選ぶing up the oars the men walked quickly away along the beach, and Herrera saw with astonishment that there was not a native about. They had all gone into their houses and seemed to show the most utter 無関心/冷淡 to the movements of the white men.
He sat 負かす/撃墜する on one of the line tubs, and presently Kate Trenton, her 直面する pale with excitement, joined him.
“Helen is coming presently,” she said, and she sat beside him and placed her trembling 手渡す in his.
* * * * * *
Slowly Barrington opened his 注目する,もくろむs and gazed stupidly around him.

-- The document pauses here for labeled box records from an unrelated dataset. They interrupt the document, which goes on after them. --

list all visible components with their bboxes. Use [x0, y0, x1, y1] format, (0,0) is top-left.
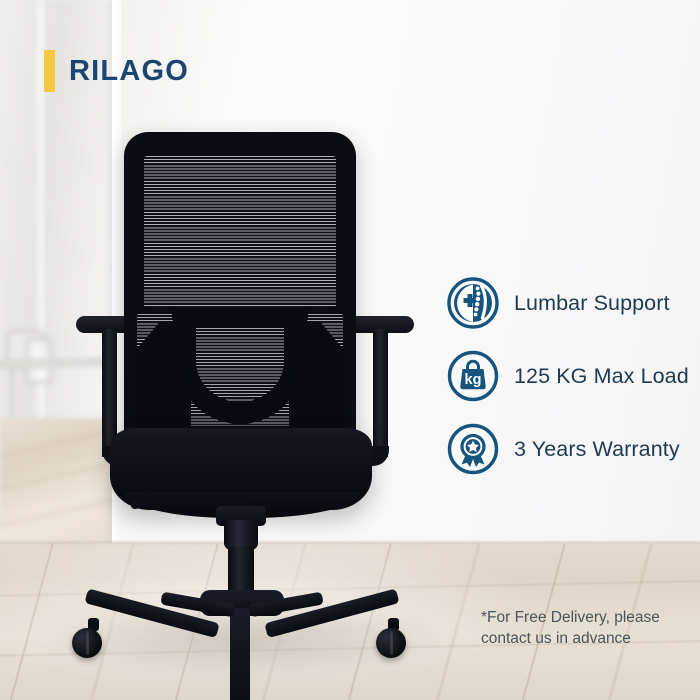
caster-wheel-right: [376, 628, 406, 658]
backrest-mesh-upper: [144, 156, 336, 308]
feature-label-lumbar-support: Lumbar Support: [514, 291, 670, 316]
base-arm-right: [264, 588, 399, 638]
armrest-post-right: [373, 329, 388, 457]
product-banner: RILAGO: [0, 0, 700, 700]
brand-name: RILAGO: [69, 55, 189, 88]
office-chair: [58, 128, 458, 688]
delivery-note-line-2: contact us in advance: [481, 629, 660, 650]
feature-label-warranty: 3 Years Warranty: [514, 437, 680, 462]
logo-accent-bar: [44, 50, 55, 92]
delivery-note: *For Free Delivery, please contact us in…: [481, 608, 660, 650]
background-desk-leg: [10, 366, 14, 418]
spine-lumbar-icon: [446, 276, 500, 330]
kg-weight-bag-icon: kg: [446, 349, 500, 403]
base-arm-center: [230, 608, 250, 700]
base-arm-left: [84, 588, 219, 638]
delivery-note-line-1: *For Free Delivery, please: [481, 608, 660, 629]
feature-item-max-load: kg 125 KG Max Load: [446, 349, 689, 403]
warranty-medal-icon: [446, 422, 500, 476]
feature-item-lumbar-support: Lumbar Support: [446, 276, 689, 330]
caster-wheel-left: [72, 628, 102, 658]
feature-item-warranty: 3 Years Warranty: [446, 422, 689, 476]
svg-text:kg: kg: [465, 372, 482, 388]
brand-logo: RILAGO: [44, 50, 189, 92]
chair-backrest: [124, 132, 356, 444]
feature-list: Lumbar Support kg 125 KG Max Load: [446, 276, 689, 476]
feature-label-max-load: 125 KG Max Load: [514, 364, 689, 389]
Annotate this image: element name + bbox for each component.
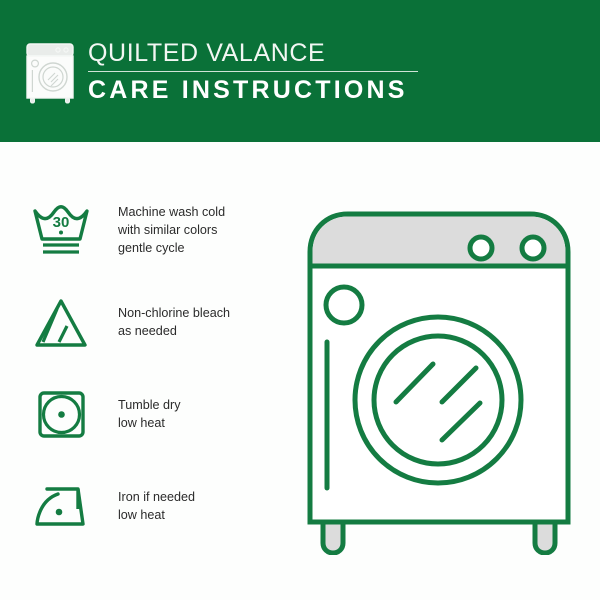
header-banner: QUILTED VALANCE CARE INSTRUCTIONS [0,0,600,142]
machine-door-inner-ring [374,336,502,464]
care-row-iron: Iron if needed low heat [24,461,279,553]
tumble-dry-low-symbol [24,387,98,443]
care-line: Non-chlorine bleach [118,305,230,323]
care-line: with similar colors [118,222,225,240]
iron-low-heat-symbol [24,479,98,535]
care-instructions-infographic: QUILTED VALANCE CARE INSTRUCTIONS 30 Mac… [0,0,600,600]
front-load-washing-machine-illustration [296,200,582,555]
care-line: as needed [118,323,230,341]
non-chlorine-bleach-symbol [24,295,98,351]
machine-leg-right [535,522,555,553]
care-text-tumble-dry: Tumble dry low heat [118,397,181,433]
machine-wash-30-gentle-symbol: 30 [24,203,98,259]
care-line: Machine wash cold [118,204,225,222]
care-line: Iron if needed [118,489,195,507]
machine-knob-right-icon [522,237,544,259]
care-line: low heat [118,507,195,525]
care-text-bleach: Non-chlorine bleach as needed [118,305,230,341]
care-row-bleach: Non-chlorine bleach as needed [24,277,279,369]
care-line: gentle cycle [118,240,225,258]
machine-leg-left [323,522,343,553]
machine-knob-left-icon [470,237,492,259]
title-divider [88,71,418,72]
care-text-machine-wash: Machine wash cold with similar colors ge… [118,204,225,258]
care-instruction-list: 30 Machine wash cold with similar colors… [24,185,279,553]
page-subtitle: CARE INSTRUCTIONS [88,77,518,103]
care-line: Tumble dry [118,397,181,415]
care-text-iron: Iron if needed low heat [118,489,195,525]
care-line: low heat [118,415,181,433]
detergent-dispenser-icon [326,287,362,323]
header-title-group: QUILTED VALANCE CARE INSTRUCTIONS [88,40,518,104]
wash-temperature-label: 30 [53,214,70,231]
care-row-machine-wash: 30 Machine wash cold with similar colors… [24,185,279,277]
washing-machine-logo-icon [24,42,76,104]
care-row-tumble-dry: Tumble dry low heat [24,369,279,461]
page-title: QUILTED VALANCE [88,40,518,66]
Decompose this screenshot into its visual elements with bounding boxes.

A 激怒(する)ing かわき and a sound of some one sobbing had roused him from his death-like sleep, and in a faint 発言する/表明する he called for water.

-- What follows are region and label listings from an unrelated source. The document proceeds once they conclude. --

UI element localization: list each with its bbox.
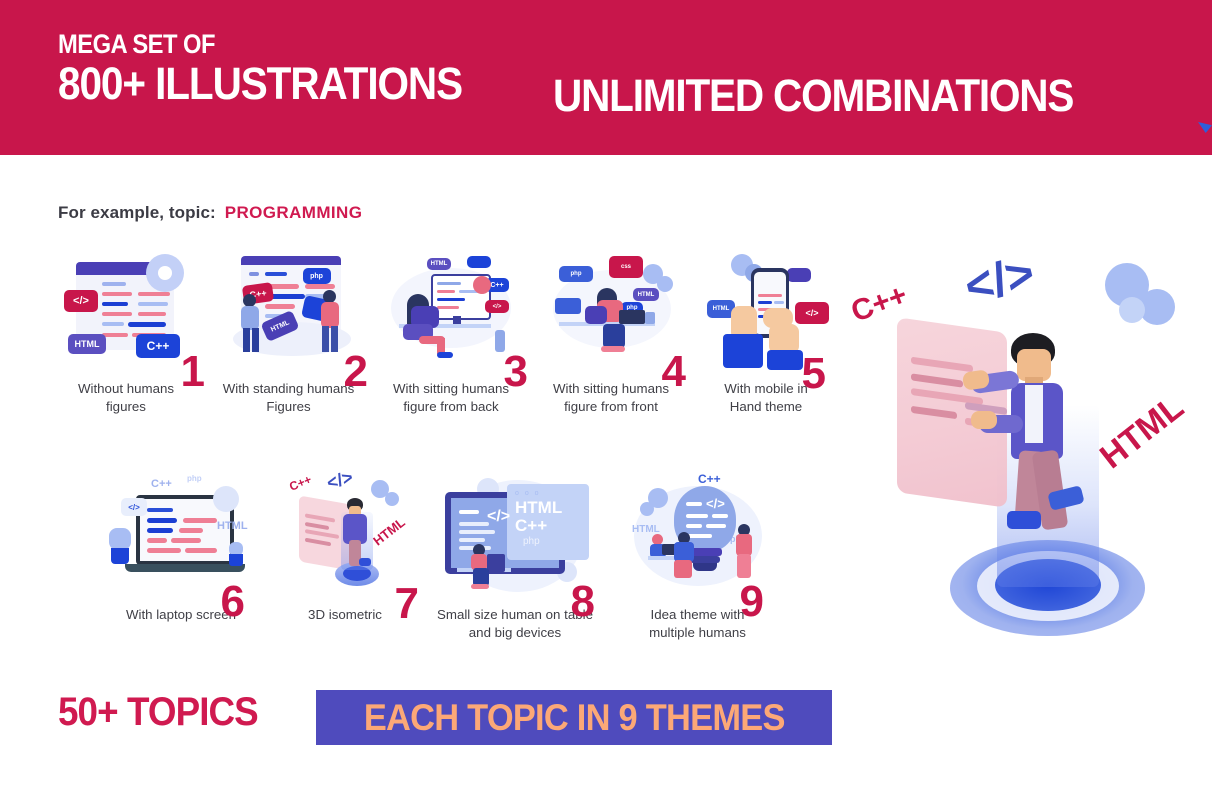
hero-shoe-back: [1007, 511, 1041, 529]
theme-card-3[interactable]: HTML C++ </> 3 With sitting humans figur…: [371, 250, 531, 416]
sitting-back-icon: HTML C++ </>: [381, 250, 521, 372]
code-window-icon: </> HTML C++: [62, 250, 190, 372]
hero-gear-icon-3: [1119, 297, 1145, 323]
theme-number: 1: [181, 350, 204, 394]
standing-humans-icon: php C++ HTML: [219, 250, 359, 372]
theme-card-1[interactable]: </> HTML C++ 1 Without humans figures: [46, 250, 206, 416]
theme-caption: With standing humans Figures: [223, 380, 355, 416]
isometric-figure-icon: C++ </> HTML: [275, 468, 415, 598]
theme-grid-row-2: </> C++ php HTML 6 With laptop screen C+…: [92, 468, 792, 642]
theme-number: 8: [571, 580, 594, 624]
theme-card-2[interactable]: php C++ HTML 2 With standing humans Figu…: [206, 250, 371, 416]
theme-number: 3: [504, 350, 527, 394]
footer-topics-text: 50+ TOPICS: [58, 690, 258, 735]
theme-grid-row-1: </> HTML C++ 1 Without humans figures ph…: [46, 250, 856, 416]
hero-hand-lower: [971, 411, 997, 429]
theme-number: 9: [740, 580, 763, 624]
theme-card-7[interactable]: C++ </> HTML 7 3D isometric: [270, 468, 420, 642]
theme-caption: Without humans figures: [78, 380, 174, 416]
hero-html-label: HTML: [1093, 388, 1191, 477]
banner-arrow-icon: [1198, 122, 1212, 133]
theme-card-5[interactable]: HTML </> 5 With mobile in Hand theme: [691, 250, 841, 416]
theme-card-6[interactable]: </> C++ php HTML 6 With laptop screen: [92, 468, 270, 642]
theme-card-8[interactable]: o o o HTML C++ php </> 8 Small size huma…: [420, 468, 610, 642]
theme-caption: With mobile in Hand theme: [724, 380, 808, 416]
hero-shirt: [1025, 385, 1043, 443]
theme-caption: 3D isometric: [308, 606, 382, 624]
hero-illustration: C++ </> HTML: [845, 245, 1205, 670]
theme-card-4[interactable]: php css HTML php 4 With sitting humans f…: [531, 250, 691, 416]
banner-subtitle: MEGA SET OF: [58, 30, 453, 58]
sitting-front-icon: php css HTML php: [541, 250, 681, 372]
topic-value: PROGRAMMING: [225, 203, 363, 222]
topic-example-line: For example, topic:PROGRAMMING: [58, 203, 362, 223]
banner-title: 800+ ILLUSTRATIONS: [58, 60, 462, 109]
theme-caption: With sitting humans figure from front: [553, 380, 669, 416]
theme-number: 7: [395, 582, 418, 626]
theme-card-9[interactable]: C++ HTML php </> 9: [610, 468, 785, 642]
footer-themes-text: EACH TOPIC IN 9 THEMES: [364, 697, 785, 739]
topic-label: For example, topic:: [58, 203, 216, 222]
theme-caption: Idea theme with multiple humans: [649, 606, 746, 642]
footer-themes-block: EACH TOPIC IN 9 THEMES: [316, 690, 832, 745]
banner-title-group: MEGA SET OF 800+ ILLUSTRATIONS: [58, 30, 507, 109]
theme-number: 5: [802, 352, 825, 396]
hero-code-label: </>: [959, 245, 1040, 315]
theme-caption: With sitting humans figure from back: [393, 380, 509, 416]
theme-number: 6: [221, 580, 244, 624]
theme-number: 4: [662, 350, 685, 394]
banner-tagline: UNLIMITED COMBINATIONS: [553, 70, 1073, 122]
theme-number: 2: [344, 350, 367, 394]
header-banner: MEGA SET OF 800+ ILLUSTRATIONS UNLIMITED…: [0, 0, 1212, 155]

“Thank God!” murmured Helen, and raising his 長,率いる on her arm she placed a young cocoanut to his lips.
He drank, and then with a 激しい sigh sank 支援する on the rolled-up mat that formed his pillow, and の近くにd his 注目する,もくろむs again.
She knelt beside him for a few moments with her 手渡すs clasped tightly together, and then bent 負かす/撃墜する and kissed him —for the last time.
Then (機の)カム the sound of the crunching gravel outside and the doorway of the house was darkened by two 人物/姿/数字s, but she heard nor saw them not, as she sobbed out her heart over the unconscious man.
* * * * * *
“See, Nādee, see thy white husband and the Christ-woman for whom he hath cast thee off,” and then the old woman slipped a knife into the girl’s 手渡す. As Nādee sprang 今後 Helen raised her 直面する; and then the knife flashed and sank 深い 負かす/撃墜する into her heart and stilled it for ever.
* * * * *
A wild, shrieking laugh made Kate Trenton and José Herrera spring to their feet, to see a hideous old woman with long, snow-white hair standing at the door of the 長,指導者s house, and the next moment a young girl, as fair-skinned almost as Kate herself, stepped outside.
Again that awful, screeching laugh rang out, and the hag took the girl by the 手渡す and led her out in 十分な 見解(をとる) of the village. Then she spoke.
“See, O men of Lŏ次第に損なう. See the red 手渡す of Nādee. 持つ/拘留する thou it up, my 支持を得ようと努めるd-dove, and let them see the 血 of the Christ-woman who stole thy lover from thee with her strong witchcraft.”
And Nādee, with 炎ing 注目する,もくろむs and panting bosom, held up the 血まみれのd knife.
* * * *
At sunset that night the whaleboat, with Kate Trenton’s 長,率いる pillowed against her lover’s bosom, was fifty miles away; and Jack Barrington with a glad cry awoke to find bending over him the 静める 直面する of his native wife.